Apple Computer Role Reversal as Big Brother

What delicious irony. The champion of the little guy has become big brother.

Remember the groundbreaking first Macintosh television commercial, in 1984, with the young woman throwing a hammer into the giant video screen on an evil big brother, smashing it into bits? There’s a role reversal going on.

Apple Computer has taken the establishment role in the booming new iPhone application market. First the iPhone, then well-publicized stories of trivial iPhone apps making thousands of dollars daily, and then the application review process got swamped. And now there’s Apple Computer, the gatekeeper, protector of the establishment, standing between all those developers with stars in their eyes, on one had, and admission into the app store, on the other.

The original idea of review was a combination of protecting the software from crashing, and protecting the Apple store from embarrassment. Ever since the stories of iPhone application fortunes first broke — I fear it was with a fart app making $10,000 a day — the software developers are flocking to iPhone apps. Of course I have no special knowledge, but from the outside looking in, it would seem like the crush of applicants makes long waits, unfair rejections, and inconsistencies inevitable. I’m guessing Apple’s private-sector resources to manage the tidal wave are completely overwhelmed. Mobclix, which tracks iPhone applications with analytics, is reporting that there are more than 85,000 applications approved by Apple so far, and the wait has gone from days to weeks, and is rising.

On a Mobclix blog about the iPhone applications market, iPhone app developer Max Zamkow says:

iPhone developers live in constant fear of receiving an email from Apple with what can only be termed the ‘Death Sentence’: “We’ve reviewed your application and we have determined that this application…will not be appropriate for the App Store.”

He’s developed an app called FruitShoot Lite that lets unhappy iPhone developers (or anybody else) vent their anger by mock shooting at mock apples on their iPhones. But the default fruit target is a banana. And it passed the review.

It’s a couple of months ago now that Jason Calacanis, celebrity entrepreneur and blogger with a known taste for controversy, lashed out against Apple in The Case Against Apple–in Five Parts, in which he complained not just about the “draconian policies” of the iPhone app review, but also four other sins including “anti-competitive” practices with MP3 players, “monopolistic” dealings with telecommunications (a reference to AT&T’s lock on the US iPhone), “hypocrisy” of blocking competing browsers on the iPhone, and blocking Google voice on the iPhone.

TechCrunch highlighted a dumb-but-approved “upskirt” app last week, mocking the glaring inconsistencies:

Let me just get this straight: A hilarious satirical app made by the Someecards guys cannot get approved because it contains cards that, for example, mock Hitler. But an upskirt app is just fine? That is so ridiculous.

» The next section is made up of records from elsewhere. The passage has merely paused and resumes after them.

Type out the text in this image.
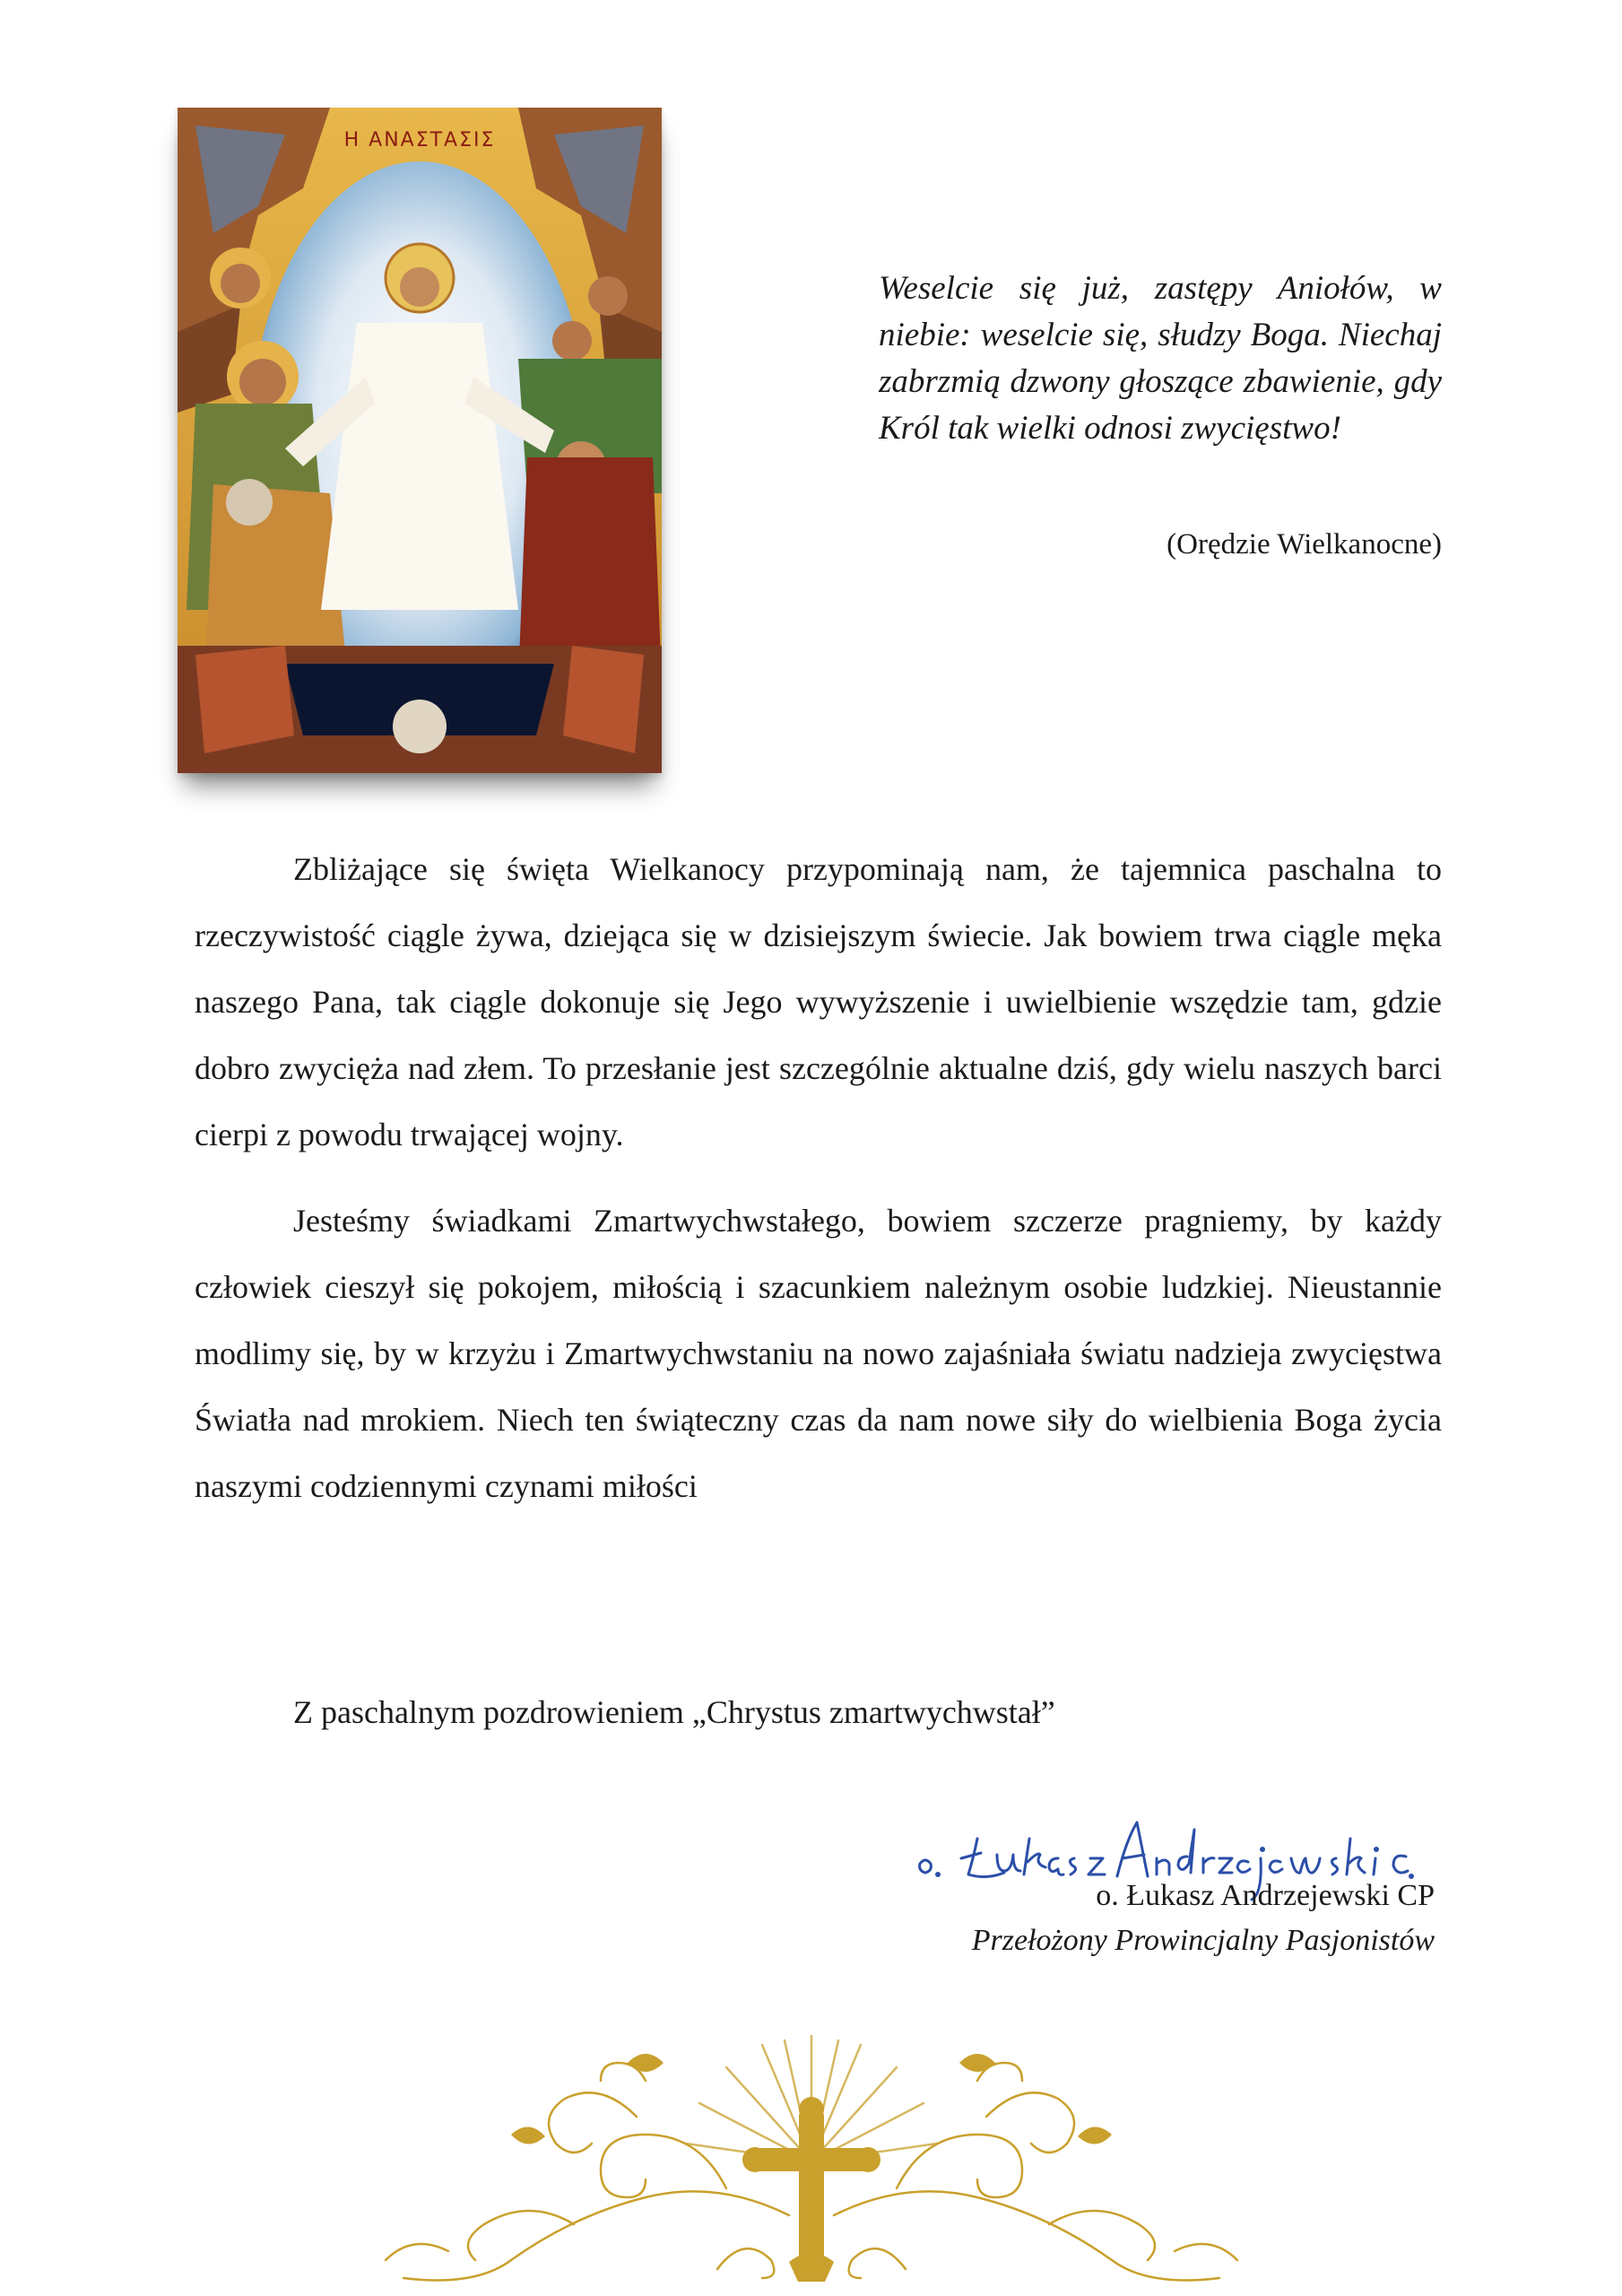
Η ΑΝΑΣΤΑΣΙΣ
Weselcie się już, zastępy Aniołów, w niebie: weselcie się, słudzy Boga. Niechaj zabrzmią dzwony głoszące zbawienie, gdy Król tak wielki odnosi zwycięstwo!
(Orędzie Wielkanocne)

Zbliżające się święta Wielkanocy przypominają nam, że tajemnica paschalna to rzeczywistość ciągle żywa, dziejąca się w dzisiejszym świecie. Jak bowiem trwa ciągle męka naszego Pana, tak ciągle dokonuje się Jego wywyższenie i uwielbienie wszędzie tam, gdzie dobro zwycięża nad złem. To przesłanie jest szczególnie aktualne dziś, gdy wielu naszych barci cierpi z powodu trwającej wojny.

Jesteśmy świadkami Zmartwychwstałego, bowiem szczerze pragniemy, by każdy człowiek cieszył się pokojem, miłością i szacunkiem należnym osobie ludzkiej. Nieustannie modlimy się, by w krzyżu i Zmartwychwstaniu na nowo zajaśniała światu nadzieja zwycięstwa Światła nad mrokiem. Niech ten świąteczny czas da nam nowe siły do wielbienia Boga życia naszymi codziennymi czynami miłości

Z paschalnym pozdrowieniem „Chrystus zmartwychwstał”
o. Łukasz Andrzejewski CP
Przełożony Prowincjalny Pasjonistów
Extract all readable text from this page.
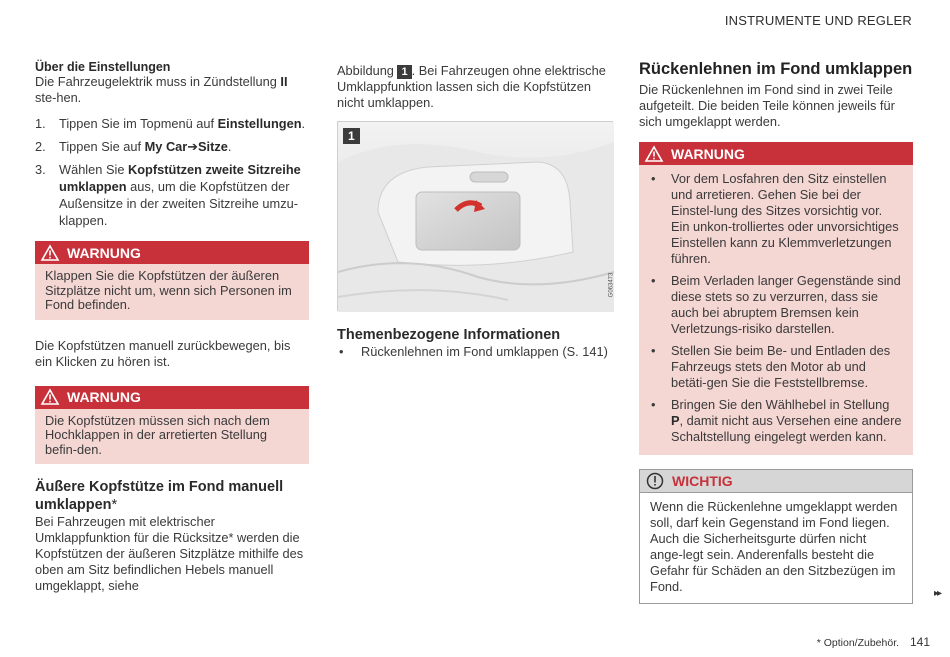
INSTRUMENTE UND REGLER
Über die Einstellungen

Die Fahrzeugelektrik muss in Zündstellung II ste-hen.

1.	Tippen Sie im Topmenü auf Einstellungen.
2.	Tippen Sie auf My Car➔Sitze.
3.	Wählen Sie Kopfstützen zweite Sitzreihe umklappen aus, um die Kopfstützen der Außensitze in der zweiten Sitzreihe umzu-klappen.
WARNUNG
Klappen Sie die Kopfstützen der äußeren Sitzplätze nicht um, wenn sich Personen im Fond befinden.

Die Kopfstützen manuell zurückbewegen, bis ein Klicken zu hören ist.

WARNUNG
Die Kopfstützen müssen sich nach dem Hochklappen in der arretierten Stellung befin-den.
Äußere Kopfstütze im Fond manuell umklappen*

Bei Fahrzeugen mit elektrischer Umklappfunktion für die Rücksitze* werden die Kopfstützen der äußeren Sitzplätze mithilfe des oben am Sitz befindlichen Hebels manuell umgeklappt, siehe

Abbildung 1 . Bei Fahrzeugen ohne elektrische Umklappfunktion lassen sich die Kopfstützen nicht umklappen.

1
G063473
Themenbezogene Informationen
•	Rückenlehnen im Fond umklappen (S. 141)
Rückenlehnen im Fond umklappen

Die Rückenlehnen im Fond sind in zwei Teile aufgeteilt. Die beiden Teile können jeweils für sich umgeklappt werden.

WARNUNG
•	Vor dem Losfahren den Sitz einstellen und arretieren. Gehen Sie bei der Einstel-lung des Sitzes vorsichtig vor. Ein unkon-trolliertes oder unvorsichtiges Einstellen kann zu Klemmverletzungen führen.
•	Beim Verladen langer Gegenstände sind diese stets so zu verzurren, dass sie auch bei abruptem Bremsen kein Verletzungs-risiko darstellen.
•	Stellen Sie beim Be- und Entladen des Fahrzeugs stets den Motor ab und betäti-gen Sie die Feststellbremse.
•	Bringen Sie den Wählhebel in Stellung P, damit nicht aus Versehen eine andere Schaltstellung eingelegt werden kann.
WICHTIG
Wenn die Rückenlehne umgeklappt werden soll, darf kein Gegenstand im Fond liegen. Auch die Sicherheitsgurte dürfen nicht ange-legt sein. Anderenfalls besteht die Gefahr für Schäden an den Sitzbezügen im Fond.	▸▸
* Option/Zubehör. 141
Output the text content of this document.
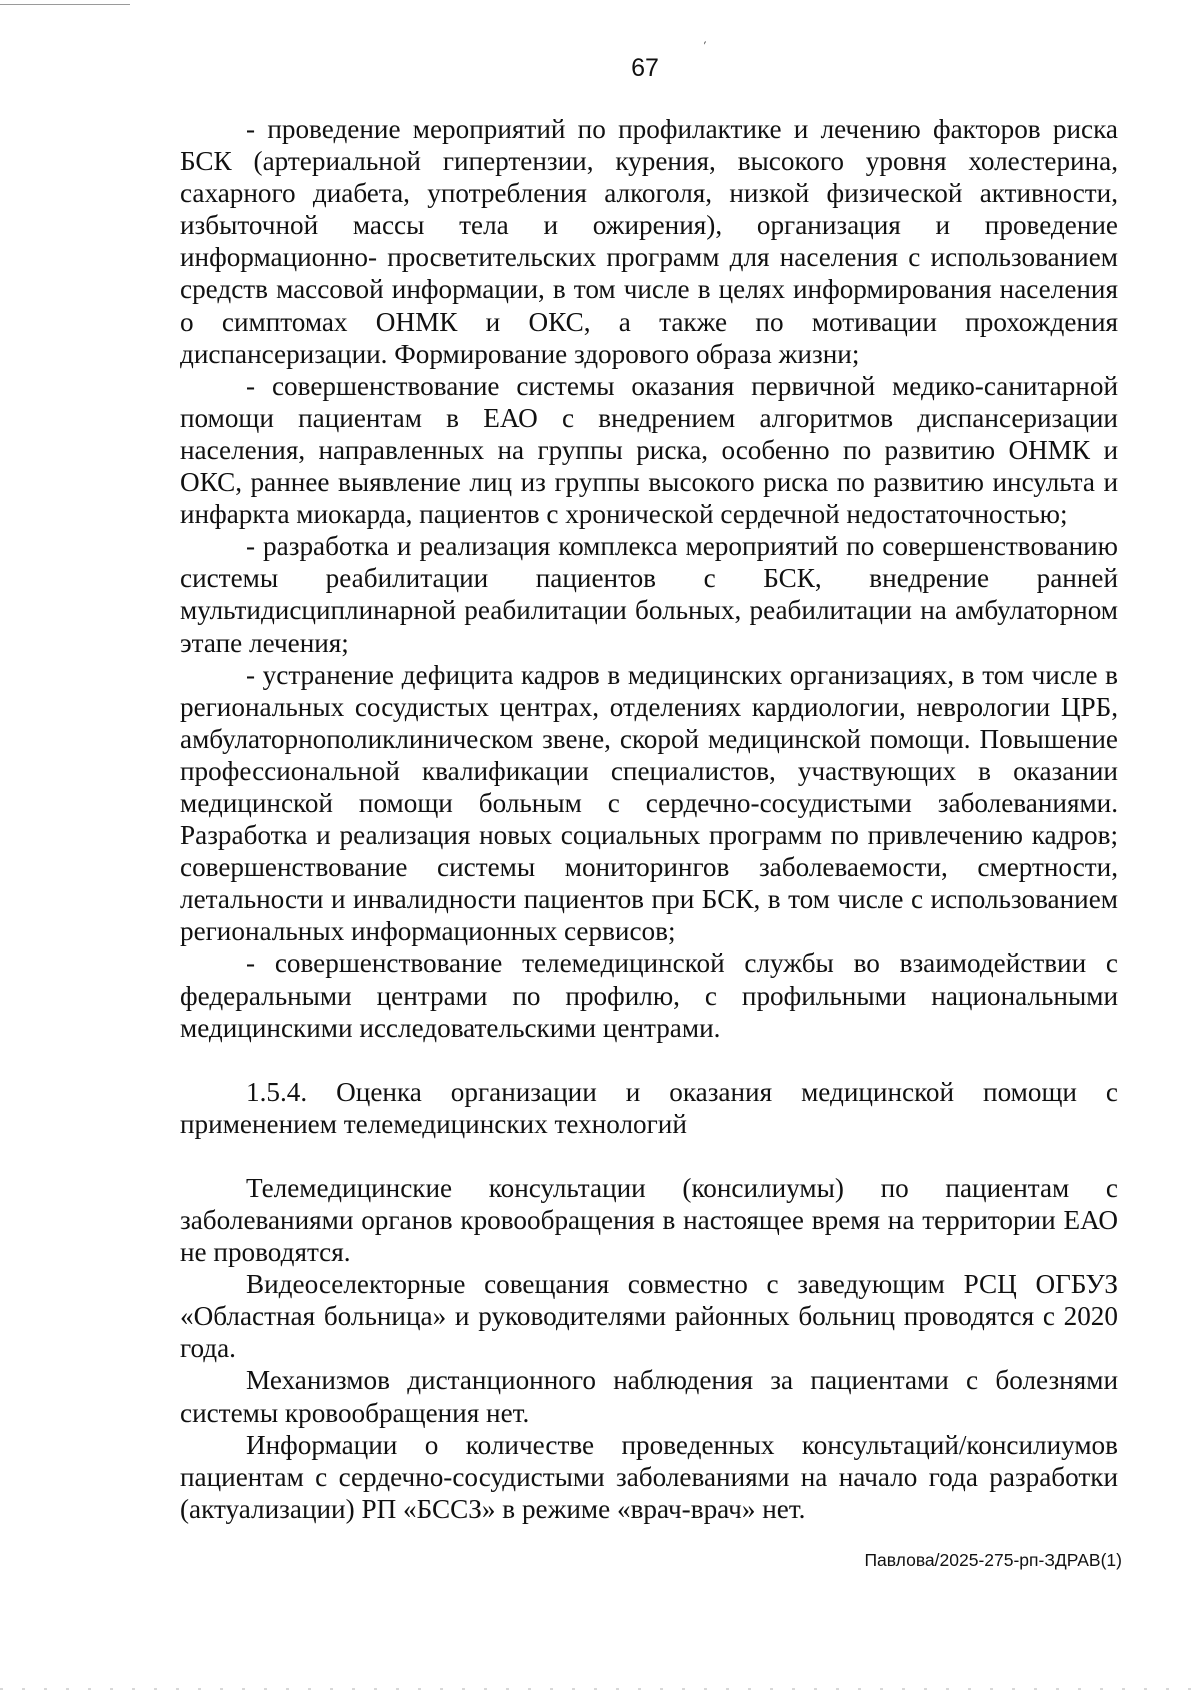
67
´

- проведение мероприятий по профилактике и лечению факторов риска БСК (артериальной гипертензии, курения, высокого уровня холестерина, сахарного диабета, употребления алкоголя, низкой физической активности, избыточной массы тела и ожирения), организация и проведение информационно- просветительских программ для населения с использованием средств массовой информации, в том числе в целях информирования населения о симптомах ОНМК и ОКС, а также по мотивации прохождения диспансеризации. Формирование здорового образа жизни;

- совершенствование системы оказания первичной медико-санитарной помощи пациентам в ЕАО с внедрением алгоритмов диспансеризации населения, направленных на группы риска, особенно по развитию ОНМК и ОКС, раннее выявление лиц из группы высокого риска по развитию инсульта и инфаркта миокарда, пациентов с хронической сердечной недостаточностью;

- разработка и реализация комплекса мероприятий по совершенствованию системы реабилитации пациентов с БСК, внедрение ранней мультидисциплинарной реабилитации больных, реабилитации на амбулаторном этапе лечения;

- устранение дефицита кадров в медицинских организациях, в том числе в региональных сосудистых центрах, отделениях кардиологии, неврологии ЦРБ, амбулаторнополиклиническом звене, скорой медицинской помощи. Повышение профессиональной квалификации специалистов, участвующих в оказании медицинской помощи больным с сердечно-сосудистыми заболеваниями. Разработка и реализация новых социальных программ по привлечению кадров; совершенствование системы мониторингов заболеваемости, смертности, летальности и инвалидности пациентов при БСК, в том числе с использованием региональных информационных сервисов;

- совершенствование телемедицинской службы во взаимодействии с федеральными центрами по профилю, с профильными национальными медицинскими исследовательскими центрами.

1.5.4. Оценка организации и оказания медицинской помощи с применением телемедицинских технологий

Телемедицинские консультации (консилиумы) по пациентам с заболеваниями органов кровообращения в настоящее время на территории ЕАО не проводятся.

Видеоселекторные совещания совместно с заведующим РСЦ ОГБУЗ «Областная больница» и руководителями районных больниц проводятся с 2020 года.

Механизмов дистанционного наблюдения за пациентами с болезнями системы кровообращения нет.

Информации о количестве проведенных консультаций/консилиумов пациентам с сердечно-сосудистыми заболеваниями на начало года разработки (актуализации) РП «БССЗ» в режиме «врач-врач» нет.

Павлова/2025-275-рп-ЗДРАВ(1)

Yes, ironic indeed. On first glance, I look at the rising tide of complaints and I think they’re all delusional: Apple is a business, not a public service, and it owns the iTunes store, so it can do what it likes. Developers waiting weeks to get into the market, living in fear of rejection after all that work? It’s Apple’s clubhouse, so Apple can admit whoever it wants. However, as the whole thing starts to sink in, I have to add that Apple Computer has made this bed for itself, so it deserves to lie in it.

Not that I don’t like Apple. I’ve been a serious Mac user twice, first for about 10 years from the beginning in 1984 until the middle 90s, and again for the last two years. I like the Mac, love the iPhone, love Apple’s products in general. However, I’ve never quite accepted the odd phenomenon of Macintosh and Apple as crusade. The whole phenomenon of some connection between operating systems and good (Apple) or evil (Windows) has always seemed a bit creepy to me. After all, they’re just products for sale. Apple, IBM, Microsoft … they are all big companies.

Apple Computer, however, has actively catered to this odd canonization of brand throughout its history. It wasn’t for nothing that the Macintosh anti-big-brother image is part of our cultural heritage. It wasn’t for nothing that IBM became “big blue” and Microsoft “the dark side” … Apple spent a lot of thinking time, effort, and money on building that anti-establishment tinge to its brand. And it’s not totally crazy to suggest that Apple managed to change brand to aura, or halo.

Live by the anti-establishment brand, die by the anti-establishment brand. What we’re seeing, I think, with the rising protest of developers against Apple, is something akin to a jilted lover, or the famous Shakespeare epithet about a woman scorned. It seems like the backlash is whipped to a frenzy with Apple in a way that it might not be if it were some other big company, or, say, the US Patent and Trademark Office. Companies move slowly, government agencies move slowly, but not Apple Computer. The woman with the hammer in that 1984 commercial, crashing big brother and all. Say it isn’t so. Disillusion.